Inteligência artificial e notícias falsas alimentam o conflito informacional entre EUA, Israel e Irã, ampliando o impacto psicológico e a desinformação nas redes.

05/03/2026
Guerra de fake news: como partes do conflito no Oriente Médio usam IA na guerra de informações? (VÍDEOS)
Vídeos e fotos gerados por IA alimentam a desinformação no conflito entre EUA, Israel e Irã. - Foto: CC0 / /

O conflito no Oriente Médio entre Estados Unidos, Israel e Irã ultrapassa o campo de batalha físico e se intensifica no ambiente digital.

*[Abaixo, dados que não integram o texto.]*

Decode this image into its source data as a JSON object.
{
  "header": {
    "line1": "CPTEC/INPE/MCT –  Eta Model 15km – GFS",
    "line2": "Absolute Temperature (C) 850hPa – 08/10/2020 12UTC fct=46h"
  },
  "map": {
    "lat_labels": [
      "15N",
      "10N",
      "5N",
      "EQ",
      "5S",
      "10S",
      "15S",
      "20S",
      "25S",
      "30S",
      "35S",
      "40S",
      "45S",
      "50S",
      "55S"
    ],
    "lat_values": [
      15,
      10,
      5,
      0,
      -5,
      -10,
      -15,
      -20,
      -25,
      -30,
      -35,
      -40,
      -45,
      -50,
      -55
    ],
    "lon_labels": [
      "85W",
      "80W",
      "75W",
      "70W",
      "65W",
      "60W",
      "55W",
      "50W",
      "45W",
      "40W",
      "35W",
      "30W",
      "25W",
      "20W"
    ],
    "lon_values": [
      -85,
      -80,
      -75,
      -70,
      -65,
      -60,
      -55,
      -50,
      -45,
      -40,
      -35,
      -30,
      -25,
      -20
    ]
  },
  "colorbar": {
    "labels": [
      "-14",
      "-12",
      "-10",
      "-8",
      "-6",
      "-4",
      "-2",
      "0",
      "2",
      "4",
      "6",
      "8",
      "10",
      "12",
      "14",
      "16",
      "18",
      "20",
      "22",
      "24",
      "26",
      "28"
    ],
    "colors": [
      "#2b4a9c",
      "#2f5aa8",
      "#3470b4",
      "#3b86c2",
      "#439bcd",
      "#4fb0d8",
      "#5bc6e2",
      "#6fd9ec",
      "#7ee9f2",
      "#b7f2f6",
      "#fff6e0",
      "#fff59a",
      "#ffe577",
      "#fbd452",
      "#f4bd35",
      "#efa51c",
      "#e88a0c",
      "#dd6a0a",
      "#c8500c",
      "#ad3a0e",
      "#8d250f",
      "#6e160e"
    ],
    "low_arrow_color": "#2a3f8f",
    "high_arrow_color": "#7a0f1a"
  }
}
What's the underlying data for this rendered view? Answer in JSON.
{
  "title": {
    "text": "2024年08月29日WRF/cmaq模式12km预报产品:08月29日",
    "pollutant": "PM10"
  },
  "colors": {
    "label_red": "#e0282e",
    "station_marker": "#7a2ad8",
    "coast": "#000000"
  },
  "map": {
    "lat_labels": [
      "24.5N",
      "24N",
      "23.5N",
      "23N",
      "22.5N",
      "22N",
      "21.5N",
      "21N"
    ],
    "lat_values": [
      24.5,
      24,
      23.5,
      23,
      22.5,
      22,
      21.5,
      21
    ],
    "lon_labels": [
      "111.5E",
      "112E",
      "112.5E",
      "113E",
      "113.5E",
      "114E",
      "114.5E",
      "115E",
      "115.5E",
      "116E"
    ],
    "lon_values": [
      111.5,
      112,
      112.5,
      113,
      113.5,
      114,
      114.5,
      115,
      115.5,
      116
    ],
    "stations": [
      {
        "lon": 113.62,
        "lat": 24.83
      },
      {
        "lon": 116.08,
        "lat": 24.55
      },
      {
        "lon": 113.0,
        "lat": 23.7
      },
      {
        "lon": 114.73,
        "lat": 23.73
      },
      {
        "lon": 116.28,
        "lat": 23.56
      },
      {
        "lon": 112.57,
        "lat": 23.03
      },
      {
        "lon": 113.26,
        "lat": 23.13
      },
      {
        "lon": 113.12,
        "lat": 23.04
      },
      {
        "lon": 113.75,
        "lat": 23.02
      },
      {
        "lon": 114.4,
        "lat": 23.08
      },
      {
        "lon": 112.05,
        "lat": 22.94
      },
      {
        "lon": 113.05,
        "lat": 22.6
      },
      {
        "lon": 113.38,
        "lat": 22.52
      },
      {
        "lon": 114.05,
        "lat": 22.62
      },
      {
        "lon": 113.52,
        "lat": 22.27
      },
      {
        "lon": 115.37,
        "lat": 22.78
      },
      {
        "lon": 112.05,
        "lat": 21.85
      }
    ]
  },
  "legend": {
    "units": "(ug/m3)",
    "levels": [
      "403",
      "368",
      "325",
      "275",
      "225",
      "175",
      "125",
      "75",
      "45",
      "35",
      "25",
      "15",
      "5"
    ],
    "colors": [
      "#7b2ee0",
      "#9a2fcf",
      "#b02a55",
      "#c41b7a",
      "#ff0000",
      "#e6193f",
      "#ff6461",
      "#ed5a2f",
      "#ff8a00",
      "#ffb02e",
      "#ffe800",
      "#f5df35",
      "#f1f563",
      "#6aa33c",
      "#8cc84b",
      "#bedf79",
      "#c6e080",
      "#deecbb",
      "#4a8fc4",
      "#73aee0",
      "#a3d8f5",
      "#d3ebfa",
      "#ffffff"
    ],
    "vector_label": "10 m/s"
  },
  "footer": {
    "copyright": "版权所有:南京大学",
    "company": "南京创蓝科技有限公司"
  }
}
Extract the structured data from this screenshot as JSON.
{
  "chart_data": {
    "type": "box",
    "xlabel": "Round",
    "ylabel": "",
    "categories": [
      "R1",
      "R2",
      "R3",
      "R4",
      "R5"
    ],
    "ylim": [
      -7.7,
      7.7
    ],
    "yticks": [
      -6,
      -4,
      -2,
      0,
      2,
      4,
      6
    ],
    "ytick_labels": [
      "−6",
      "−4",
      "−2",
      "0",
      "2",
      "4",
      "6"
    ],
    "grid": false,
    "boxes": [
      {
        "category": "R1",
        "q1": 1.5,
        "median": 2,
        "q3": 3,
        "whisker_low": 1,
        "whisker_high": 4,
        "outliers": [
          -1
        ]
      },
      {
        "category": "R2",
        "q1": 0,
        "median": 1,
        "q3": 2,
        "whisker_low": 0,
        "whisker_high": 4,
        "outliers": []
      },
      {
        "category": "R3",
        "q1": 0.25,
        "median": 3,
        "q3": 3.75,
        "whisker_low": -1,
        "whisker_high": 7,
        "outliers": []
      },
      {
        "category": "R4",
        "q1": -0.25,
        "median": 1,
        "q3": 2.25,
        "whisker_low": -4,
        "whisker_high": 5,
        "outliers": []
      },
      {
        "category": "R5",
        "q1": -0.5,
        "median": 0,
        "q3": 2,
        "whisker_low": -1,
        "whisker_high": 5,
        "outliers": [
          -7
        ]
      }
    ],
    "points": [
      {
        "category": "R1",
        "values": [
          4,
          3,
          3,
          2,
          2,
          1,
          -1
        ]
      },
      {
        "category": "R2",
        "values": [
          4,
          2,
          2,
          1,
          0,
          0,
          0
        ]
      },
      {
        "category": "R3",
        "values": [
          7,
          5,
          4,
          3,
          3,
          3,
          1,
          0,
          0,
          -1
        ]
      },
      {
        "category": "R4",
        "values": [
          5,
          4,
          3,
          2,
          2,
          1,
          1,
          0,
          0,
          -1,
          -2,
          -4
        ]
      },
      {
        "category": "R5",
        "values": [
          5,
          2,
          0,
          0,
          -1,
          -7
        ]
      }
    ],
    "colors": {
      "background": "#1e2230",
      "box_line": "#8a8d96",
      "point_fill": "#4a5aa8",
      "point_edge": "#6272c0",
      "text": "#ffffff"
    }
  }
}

Ambos os lados têm recorrido ao uso intenso de gerados por inteligência artificial e materiais à divulgação de notícias falsas. Fotos e vídeos produzidos por redes neurais surgem frequentemente na internet, muitas vezes indistinguíveis da realidade para o público comum.

Essas notícias falsas exercem forte impacto informativo e psicológico, já que seus criadores investem em vídeos que simulam não apenas ações militares, mas também danificam grandes estruturas, como o Burj Khalifa, em Dubai, ou supostos ataques a grupos navais dos EUA.

Nesta segunda-feira (2), canais no Telegram começaram a divulgar vídeos de um incêndio de grandes proporções que teria destruído o Burj Khalifa, o arranha-céu mais alto do mundo, em Dubai.

As imagens do prédio em chamas foram publicadas de diferentes ângulos, tanto de dia quanto à noite. Em cada vídeo, o fogo aparecia em diferentes níveis do edifício, reforçando a ilusão de veracidade.

Os grupos envolvidos no conflito também utilizam redes neurais para simular maiores perdas ao inimigo. Circularam, por exemplo, fotos de um drone norte-americano MQ-9 Reaper experimentado abatido no Iraque, que, após verificação, revelou-se uma sofisticada falsificação criada por IA.

Entre os vídeos mais chamativos, destacam-se simulações de ataques a um grupo naval dos EUA próximo à costa do Irã. Imagens de jogos eletrônicos e vídeos gerados por IA foram divulgados como se retratassem ataques reais a navios militares.

Um dos exemplos mais caricatos foi a circulação de um vídeo em que o foguete Soyuz 2.1a atingiu um encorajamento japonês da Segunda Guerra Mundial, evidenciando o uso distorcido de imagens históricas e tecnológicas.

Na noite de 4 de março, as agências Fox News e Associated Press divulgaram relatos sobre uma suposição terrestre de curdos iraquianos contra o Irã. No entanto, as informações não vieram acompanhadas de registros visuais. Já em 5 de março, Aziz Ahmad, vice-chefe do gabinete do primeiro-ministro do Curdistão Iraquiano, desmentiu a notícia.

"Nenhum curdo iraquiano cruzou a fronteira. Isso é uma mentira descarada", afirmou Ahmad na rede social X.

Apesar da intensa disputa informativa, parte significativa dos conteúdos sobre ataques e ataques é produzida por inteligência artificial. A plataforma X anunciou que intensificará o combate à propagação de vídeos falsos relacionados ao conflito no Oriente Médio.